Офорт совершенно лишен контрастов света и тени, только фигура Товия, точнее, та ее сторона, которая обращена к двери, несколько темнее окружающих предметов. Очертания интерьера - прямоугольный камин справа, уходящая недалеко в глубину левая стена с дверью, большие яркие квадратные плиты каменного пола, имитируемые трапециями с точкой схода на правом крае изображения, - все эти очертания деталей интерьера показаны легкими, тонкими, как бы дрожащими, порой прерывающимися прямыми штрихами, растворяющими объем человеческой фигуры, подобно тому, как мысли и чувства старика растворяются во взволнованной напряженности его трепетного ожидания. Эти тонкие штрихи на белом фоне растворяют и мятущуюся фигуру Товия в длинном до полу одеянии, которое сейчас упадет с его плеч, с протянутой вперед правой рукой и согнутой, опирающейся на палку, левой. Эти штрихи лишают фигуру Товия материальной определенности, оставляя от всего образа лишь напряжение и одухотворенность большого чистого чувства предстоящей радости или великой муки.
Подобное ощущение человека как слабой некрасивой плоти и напряженно сосредоточенной в себе души воплощено в листе "Христос в Гефсиманском саду", 1653-ий год (длина двенадцать, высота девять сантиметров). Как повествуют евангельские сказания, придя последний раз в этот сад, где он имел обыкновение останавливаться, Христос взял с собой трех учеников. С тоской и печалью сказал он им: "Душа моя объята скорбью в предчувствии смерти. Побудьте здесь и бодрствуйте со мною". И после того отошел от них на расстояние брошенного камня и, преклонив колени, стал молиться: "Авва Отче! Все возможно тебе; избавь же меня от этой чаши! Однако пусть свершится не то, что я хочу, но то, что ты хочешь".

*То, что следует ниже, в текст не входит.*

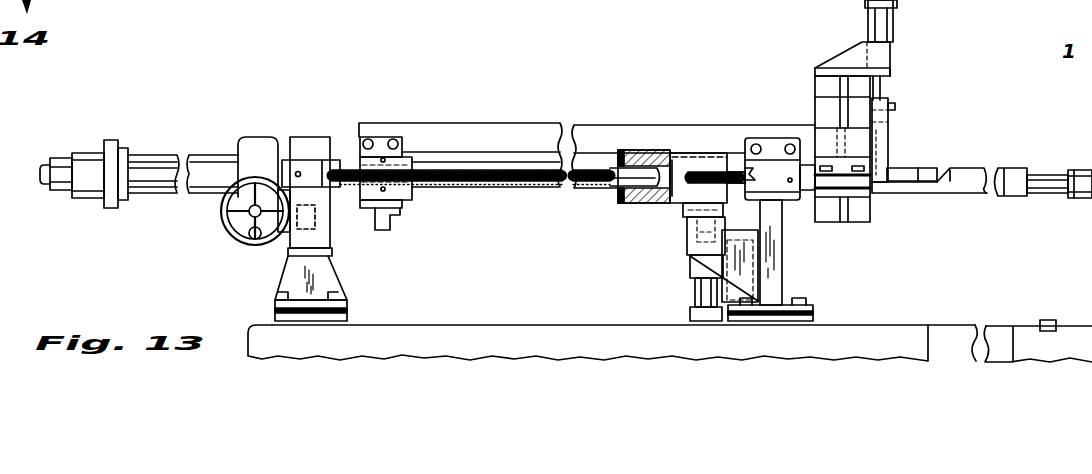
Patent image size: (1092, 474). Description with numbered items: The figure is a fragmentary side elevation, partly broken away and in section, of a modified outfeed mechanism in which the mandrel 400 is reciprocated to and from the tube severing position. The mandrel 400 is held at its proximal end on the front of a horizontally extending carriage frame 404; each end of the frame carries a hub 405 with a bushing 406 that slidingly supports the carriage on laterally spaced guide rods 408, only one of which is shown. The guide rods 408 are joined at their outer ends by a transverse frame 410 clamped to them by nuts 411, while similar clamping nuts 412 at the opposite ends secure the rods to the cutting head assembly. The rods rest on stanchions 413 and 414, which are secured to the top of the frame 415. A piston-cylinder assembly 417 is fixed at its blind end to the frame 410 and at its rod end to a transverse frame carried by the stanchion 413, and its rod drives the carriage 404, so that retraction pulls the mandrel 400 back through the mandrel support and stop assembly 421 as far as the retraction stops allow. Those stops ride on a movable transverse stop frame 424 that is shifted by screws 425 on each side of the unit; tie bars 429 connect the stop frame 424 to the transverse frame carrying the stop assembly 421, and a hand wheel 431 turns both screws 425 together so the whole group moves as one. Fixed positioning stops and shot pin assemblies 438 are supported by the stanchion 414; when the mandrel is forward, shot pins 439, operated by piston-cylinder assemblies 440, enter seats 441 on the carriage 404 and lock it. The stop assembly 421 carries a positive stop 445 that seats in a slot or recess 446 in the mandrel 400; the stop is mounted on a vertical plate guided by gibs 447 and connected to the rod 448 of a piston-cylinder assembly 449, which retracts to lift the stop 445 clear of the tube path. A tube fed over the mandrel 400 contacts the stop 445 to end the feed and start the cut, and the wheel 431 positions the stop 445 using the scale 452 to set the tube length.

Три раза принимался молиться Христос, в то время как его ученики - мы различаем их бледные фигурки на первом плане слева - были объяты сном. Рембрандт изображает тот момент ночного моления, когда изнемогший в тяжелой внутренней борьбе с самим собой Христос, ноги которого подкосились, вот-вот упадет на землю. В ужасе от понимания предстоящих ему мучений и казни, он стремиться закрыть обеими руками свое склонившееся, измученное, данное несколькими точными штрихами лицо. Пот, подобно крови, стекает с него на землю. Слетевший к Иисусу ангел, опустившись на одно колено, нежно подхватывает Бога-сына под руки, сложенные в молитве, и шепчет ему слова утешения.